Wespen machen natürlich auch vor Hunden nicht Halt. Fühlen sich die Insekten bedroht, stechen sie auch beim Hund erbarmungslos zu. Gerade weil Hunde jagen und allem, was sich bewegt, hinterher rennen, passiert es gar nicht mal so selten, dass sie von einer Biene oder Wespe gestochen werden. Weil Hunde neugierig sind und sich alles aus der Nähe betrachten müssen, ist meistens der Kopf das betroffene Körperteil.

Ist ein Wespenstich beim Hund gefährlich?

Hunde tollen gerne herumWeil ein Wespenstich schmerzhaft ist, wird der Hund sicherlich mit Jaulen auf das unangenehme Zusammenstoßen mit der Wespe aufmerksam machen. Wahrscheinlich reagiert er dazu noch mit Irritation. Ein Wespenstich birgt für einen Hund keine Gefahr, selbst wenn es sich um eine kleine Rasse handelt. Bei mehreren Stichen kann es allerdings bereits kritisch werden.

Hat die Wespe zudem innerhalb des Mauls oder am Hals des Hundes zugestochen, empfiehlt sich der sofortige Weg zum Tierarzt. Auch beim Hund besteht die Gefahr des Erstickens, wenn der Rachen oder die Zunge aufgrund eines Wespenstichs anschwellt. Weil Hunde gerne nach sich in der Luft bewegenden Insekten schnappen, kommen für den Hund gefährliche Bienen- oder Wespenstiche innerhalb des Rachenraums ziemlich häufig vor.

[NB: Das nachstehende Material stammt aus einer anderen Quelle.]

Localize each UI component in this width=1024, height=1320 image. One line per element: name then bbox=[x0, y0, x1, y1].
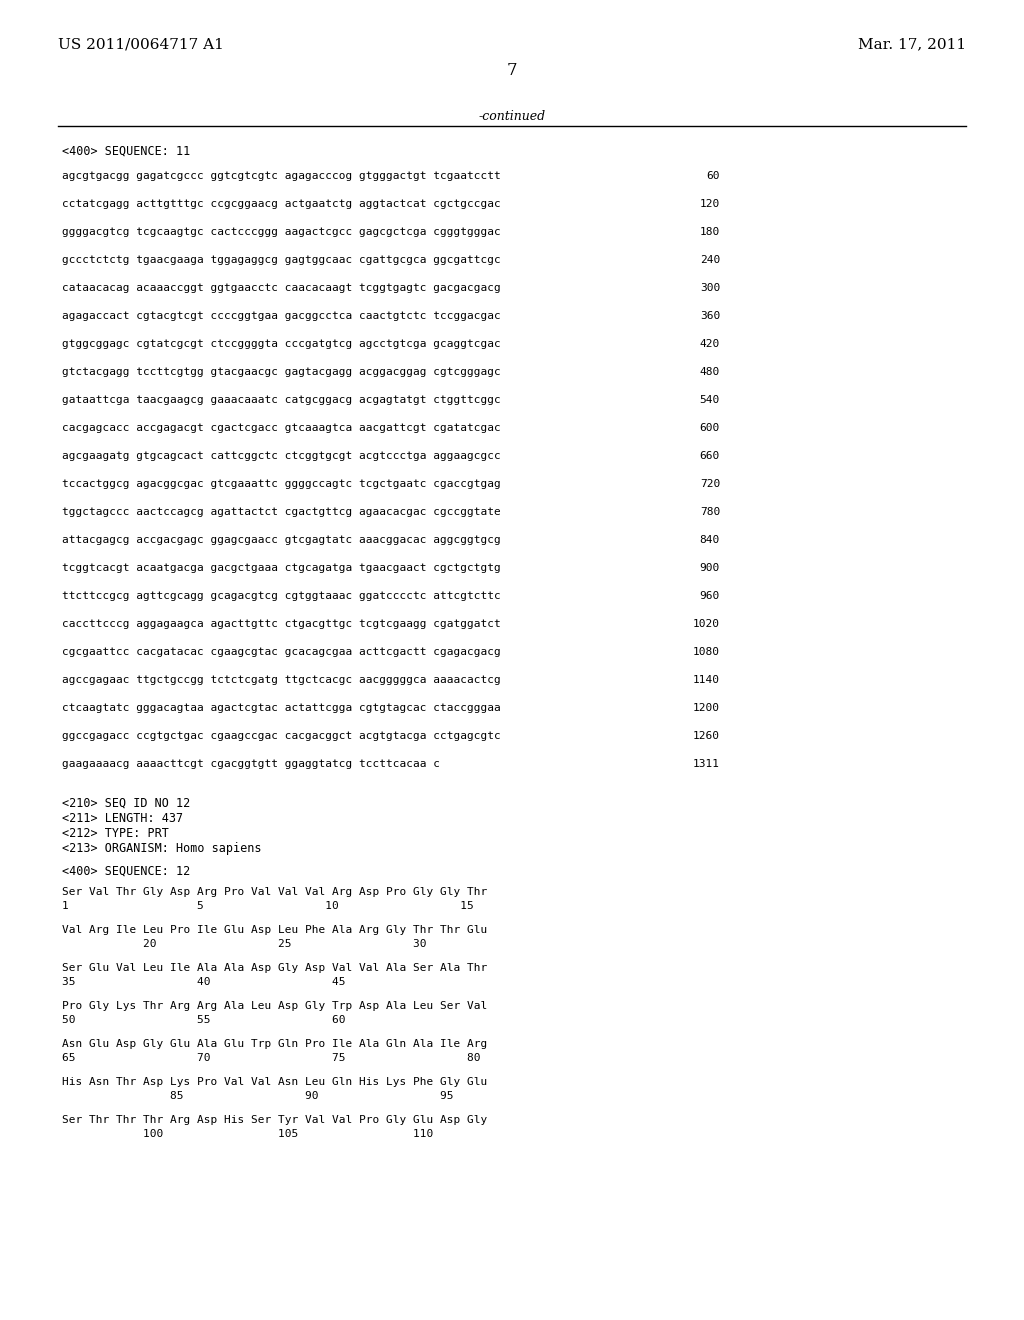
Text: 100                 105                 110: 100 105 110 bbox=[62, 1129, 433, 1139]
Text: ggccgagacc ccgtgctgac cgaagccgac cacgacggct acgtgtacga cctgagcgtc: ggccgagacc ccgtgctgac cgaagccgac cacgacg… bbox=[62, 731, 501, 741]
Text: 120: 120 bbox=[699, 199, 720, 209]
Text: 1200: 1200 bbox=[693, 704, 720, 713]
Text: 420: 420 bbox=[699, 339, 720, 348]
Text: <211> LENGTH: 437: <211> LENGTH: 437 bbox=[62, 812, 183, 825]
Text: 960: 960 bbox=[699, 591, 720, 601]
Text: <400> SEQUENCE: 11: <400> SEQUENCE: 11 bbox=[62, 145, 190, 158]
Text: 1140: 1140 bbox=[693, 675, 720, 685]
Text: 1260: 1260 bbox=[693, 731, 720, 741]
Text: cataacacag acaaaccggt ggtgaacctc caacacaagt tcggtgagtc gacgacgacg: cataacacag acaaaccggt ggtgaacctc caacaca… bbox=[62, 282, 501, 293]
Text: Val Arg Ile Leu Pro Ile Glu Asp Leu Phe Ala Arg Gly Thr Thr Glu: Val Arg Ile Leu Pro Ile Glu Asp Leu Phe … bbox=[62, 925, 487, 935]
Text: -continued: -continued bbox=[478, 110, 546, 123]
Text: attacgagcg accgacgagc ggagcgaacc gtcgagtatc aaacggacac aggcggtgcg: attacgagcg accgacgagc ggagcgaacc gtcgagt… bbox=[62, 535, 501, 545]
Text: 840: 840 bbox=[699, 535, 720, 545]
Text: 180: 180 bbox=[699, 227, 720, 238]
Text: cgcgaattcc cacgatacac cgaagcgtac gcacagcgaa acttcgactt cgagacgacg: cgcgaattcc cacgatacac cgaagcgtac gcacagc… bbox=[62, 647, 501, 657]
Text: ctcaagtatc gggacagtaa agactcgtac actattcgga cgtgtagcac ctaccgggaa: ctcaagtatc gggacagtaa agactcgtac actattc… bbox=[62, 704, 501, 713]
Text: US 2011/0064717 A1: US 2011/0064717 A1 bbox=[58, 37, 224, 51]
Text: Pro Gly Lys Thr Arg Arg Ala Leu Asp Gly Trp Asp Ala Leu Ser Val: Pro Gly Lys Thr Arg Arg Ala Leu Asp Gly … bbox=[62, 1001, 487, 1011]
Text: 7: 7 bbox=[507, 62, 517, 79]
Text: <210> SEQ ID NO 12: <210> SEQ ID NO 12 bbox=[62, 797, 190, 810]
Text: 240: 240 bbox=[699, 255, 720, 265]
Text: 360: 360 bbox=[699, 312, 720, 321]
Text: Mar. 17, 2011: Mar. 17, 2011 bbox=[858, 37, 966, 51]
Text: 1311: 1311 bbox=[693, 759, 720, 770]
Text: ttcttccgcg agttcgcagg gcagacgtcg cgtggtaaac ggatcccctc attcgtcttc: ttcttccgcg agttcgcagg gcagacgtcg cgtggta… bbox=[62, 591, 501, 601]
Text: cacgagcacc accgagacgt cgactcgacc gtcaaagtca aacgattcgt cgatatcgac: cacgagcacc accgagacgt cgactcgacc gtcaaag… bbox=[62, 422, 501, 433]
Text: gataattcga taacgaagcg gaaacaaatc catgcggacg acgagtatgt ctggttcggc: gataattcga taacgaagcg gaaacaaatc catgcgg… bbox=[62, 395, 501, 405]
Text: 480: 480 bbox=[699, 367, 720, 378]
Text: 85                  90                  95: 85 90 95 bbox=[62, 1092, 454, 1101]
Text: ggggacgtcg tcgcaagtgc cactcccggg aagactcgcc gagcgctcga cgggtgggac: ggggacgtcg tcgcaagtgc cactcccggg aagactc… bbox=[62, 227, 501, 238]
Text: 20                  25                  30: 20 25 30 bbox=[62, 939, 427, 949]
Text: agccgagaac ttgctgccgg tctctcgatg ttgctcacgc aacgggggca aaaacactcg: agccgagaac ttgctgccgg tctctcgatg ttgctca… bbox=[62, 675, 501, 685]
Text: 65                  70                  75                  80: 65 70 75 80 bbox=[62, 1053, 480, 1063]
Text: <213> ORGANISM: Homo sapiens: <213> ORGANISM: Homo sapiens bbox=[62, 842, 261, 855]
Text: Asn Glu Asp Gly Glu Ala Glu Trp Gln Pro Ile Ala Gln Ala Ile Arg: Asn Glu Asp Gly Glu Ala Glu Trp Gln Pro … bbox=[62, 1039, 487, 1049]
Text: 780: 780 bbox=[699, 507, 720, 517]
Text: 720: 720 bbox=[699, 479, 720, 488]
Text: Ser Thr Thr Thr Arg Asp His Ser Tyr Val Val Pro Gly Glu Asp Gly: Ser Thr Thr Thr Arg Asp His Ser Tyr Val … bbox=[62, 1115, 487, 1125]
Text: His Asn Thr Asp Lys Pro Val Val Asn Leu Gln His Lys Phe Gly Glu: His Asn Thr Asp Lys Pro Val Val Asn Leu … bbox=[62, 1077, 487, 1086]
Text: gtctacgagg tccttcgtgg gtacgaacgc gagtacgagg acggacggag cgtcgggagc: gtctacgagg tccttcgtgg gtacgaacgc gagtacg… bbox=[62, 367, 501, 378]
Text: gtggcggagc cgtatcgcgt ctccggggta cccgatgtcg agcctgtcga gcaggtcgac: gtggcggagc cgtatcgcgt ctccggggta cccgatg… bbox=[62, 339, 501, 348]
Text: tcggtcacgt acaatgacga gacgctgaaa ctgcagatga tgaacgaact cgctgctgtg: tcggtcacgt acaatgacga gacgctgaaa ctgcaga… bbox=[62, 564, 501, 573]
Text: agcgtgacgg gagatcgccc ggtcgtcgtc agagacccog gtgggactgt tcgaatcctt: agcgtgacgg gagatcgccc ggtcgtcgtc agagacc… bbox=[62, 172, 501, 181]
Text: 1                   5                  10                  15: 1 5 10 15 bbox=[62, 902, 474, 911]
Text: gaagaaaacg aaaacttcgt cgacggtgtt ggaggtatcg tccttcacaa c: gaagaaaacg aaaacttcgt cgacggtgtt ggaggta… bbox=[62, 759, 440, 770]
Text: 300: 300 bbox=[699, 282, 720, 293]
Text: 60: 60 bbox=[707, 172, 720, 181]
Text: caccttcccg aggagaagca agacttgttc ctgacgttgc tcgtcgaagg cgatggatct: caccttcccg aggagaagca agacttgttc ctgacgt… bbox=[62, 619, 501, 630]
Text: <400> SEQUENCE: 12: <400> SEQUENCE: 12 bbox=[62, 865, 190, 878]
Text: Ser Val Thr Gly Asp Arg Pro Val Val Val Arg Asp Pro Gly Gly Thr: Ser Val Thr Gly Asp Arg Pro Val Val Val … bbox=[62, 887, 487, 898]
Text: <212> TYPE: PRT: <212> TYPE: PRT bbox=[62, 828, 169, 840]
Text: agagaccact cgtacgtcgt ccccggtgaa gacggcctca caactgtctc tccggacgac: agagaccact cgtacgtcgt ccccggtgaa gacggcc… bbox=[62, 312, 501, 321]
Text: 660: 660 bbox=[699, 451, 720, 461]
Text: 50                  55                  60: 50 55 60 bbox=[62, 1015, 345, 1026]
Text: 540: 540 bbox=[699, 395, 720, 405]
Text: tggctagccc aactccagcg agattactct cgactgttcg agaacacgac cgccggtate: tggctagccc aactccagcg agattactct cgactgt… bbox=[62, 507, 501, 517]
Text: gccctctctg tgaacgaaga tggagaggcg gagtggcaac cgattgcgca ggcgattcgc: gccctctctg tgaacgaaga tggagaggcg gagtggc… bbox=[62, 255, 501, 265]
Text: tccactggcg agacggcgac gtcgaaattc ggggccagtc tcgctgaatc cgaccgtgag: tccactggcg agacggcgac gtcgaaattc ggggcca… bbox=[62, 479, 501, 488]
Text: Ser Glu Val Leu Ile Ala Ala Asp Gly Asp Val Val Ala Ser Ala Thr: Ser Glu Val Leu Ile Ala Ala Asp Gly Asp … bbox=[62, 964, 487, 973]
Text: 1020: 1020 bbox=[693, 619, 720, 630]
Text: 35                  40                  45: 35 40 45 bbox=[62, 977, 345, 987]
Text: 1080: 1080 bbox=[693, 647, 720, 657]
Text: cctatcgagg acttgtttgc ccgcggaacg actgaatctg aggtactcat cgctgccgac: cctatcgagg acttgtttgc ccgcggaacg actgaat… bbox=[62, 199, 501, 209]
Text: 900: 900 bbox=[699, 564, 720, 573]
Text: 600: 600 bbox=[699, 422, 720, 433]
Text: agcgaagatg gtgcagcact cattcggctc ctcggtgcgt acgtccctga aggaagcgcc: agcgaagatg gtgcagcact cattcggctc ctcggtg… bbox=[62, 451, 501, 461]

Wespenstich beim Hund – was hilft?

An der Nase ist ein Hund besonders empfindlich, deshalb wird dort ein Wespenstich besonders schmerzen. Lebensgefährlich ist ein solcher Stich jedoch nicht, so lange der Hund noch Luft bekommt. Oftmals sind auch die Pfoten betroffen. Ob dort oder an einer anderen Körperstelle, zunächst sollte der Stachel entfernt werden, damit nicht noch mehr Gift in die Wunde dringt.

Danach hilft, genau wie beim Menschen, ein Eisbeutel zum Kühlen. Auf jeden Fall sollte das Tier die nächste Zeit im Auge behalten werden, denn allergische Reaktionen sind auch beim Hund möglich. Verhält er sich vollkommen ungewöhnlich oder reagiert mit Kreislauf- oder Atembeschwerden, sollte unbedingt ein Tierarzt aufgesucht werden.